Perhaps a good starting point would be to share the experience of our practice and how it has evolved. Founded as what could be considered a traditional practice it became apparent over 20 years ago that such an arrangement was no longer sustainable or relevant. So, we transformed into an employee owned practice – a model that is now gaining considerable currency.

The spirit of our practice can be summarised as follows. While rooted in values of design excellence, service and endeavour, we promote a culture that reflects the Employee Ownership principle. In practice that is a culture that reflects expertise, rewards results, merges individual and group objectives, has an ideology of change and adaptation, respects individual freedom and encourages little differential in status - in short a 'flat' hierarchy.

First and foremost this has meant succession has no longer been based on share purchase or complex partnership agreements. The owners are the cohort who work in the practice at any one time. This has proven to be empowering and rewarding. We have leaders who are charged with ensuring the practice meets the needs and aspirations of all of us, not just the proclivities of a few, and we are able to respond more dynamically to change and the demands placed upon us.
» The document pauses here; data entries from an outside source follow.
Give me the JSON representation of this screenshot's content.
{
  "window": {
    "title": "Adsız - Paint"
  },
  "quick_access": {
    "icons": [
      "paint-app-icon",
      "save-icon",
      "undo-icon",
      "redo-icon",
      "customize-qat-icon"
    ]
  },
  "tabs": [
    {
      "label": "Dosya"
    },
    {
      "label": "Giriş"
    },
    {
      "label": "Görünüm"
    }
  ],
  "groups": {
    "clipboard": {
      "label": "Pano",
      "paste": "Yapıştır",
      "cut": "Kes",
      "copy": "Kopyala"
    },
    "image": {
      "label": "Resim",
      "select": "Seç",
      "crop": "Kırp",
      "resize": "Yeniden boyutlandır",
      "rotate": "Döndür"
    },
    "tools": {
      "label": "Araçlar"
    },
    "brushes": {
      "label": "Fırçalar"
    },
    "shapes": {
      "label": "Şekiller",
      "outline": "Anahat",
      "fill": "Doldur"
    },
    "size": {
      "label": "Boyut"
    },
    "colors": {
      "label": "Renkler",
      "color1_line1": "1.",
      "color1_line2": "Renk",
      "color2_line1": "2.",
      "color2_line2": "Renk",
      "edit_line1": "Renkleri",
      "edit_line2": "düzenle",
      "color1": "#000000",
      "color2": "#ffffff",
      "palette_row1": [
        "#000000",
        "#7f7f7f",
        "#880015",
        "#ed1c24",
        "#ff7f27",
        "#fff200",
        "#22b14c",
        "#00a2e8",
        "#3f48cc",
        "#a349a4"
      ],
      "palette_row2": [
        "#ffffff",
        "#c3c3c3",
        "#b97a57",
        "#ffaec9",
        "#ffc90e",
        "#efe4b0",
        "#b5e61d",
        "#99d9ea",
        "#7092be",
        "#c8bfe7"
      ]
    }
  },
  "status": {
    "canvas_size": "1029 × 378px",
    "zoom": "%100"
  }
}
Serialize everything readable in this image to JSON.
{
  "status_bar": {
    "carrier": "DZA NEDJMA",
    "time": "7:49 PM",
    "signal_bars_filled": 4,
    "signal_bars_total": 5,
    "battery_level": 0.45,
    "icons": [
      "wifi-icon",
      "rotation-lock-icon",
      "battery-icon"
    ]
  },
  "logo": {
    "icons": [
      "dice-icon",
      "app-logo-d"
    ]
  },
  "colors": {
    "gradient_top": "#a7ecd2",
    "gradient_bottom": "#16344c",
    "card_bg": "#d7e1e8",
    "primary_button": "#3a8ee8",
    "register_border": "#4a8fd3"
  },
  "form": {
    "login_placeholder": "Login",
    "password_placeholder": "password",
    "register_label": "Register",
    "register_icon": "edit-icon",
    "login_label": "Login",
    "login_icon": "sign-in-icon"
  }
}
The notion of ownership is also being redefined as we travel towards a future where less is owned, and more is simply experienced at the point of need.  Dynamic models of practice are now essential to accommodate the changing economic model faced by future generations. Very real problems surrounding the notion of home ownership, travel, social structures and inclusiveness require changes in the workplace to reflect this. Agile and flexible working, coupled with technological advances, are already leading to the notion of workplace being more virtual than real and a place for social interaction and idea exchange. It can become somewhere for face to face collaboration whether that be amongst members of the practice or wider project teams and somewhere for learning and skills exchange – skills developed by individuals rather than the generic one size fits all of traditional education.  2020 is already setting challenges never before faced by humanity. Architectural practice has no choice but to adapt or it will surely be a species that does not survive.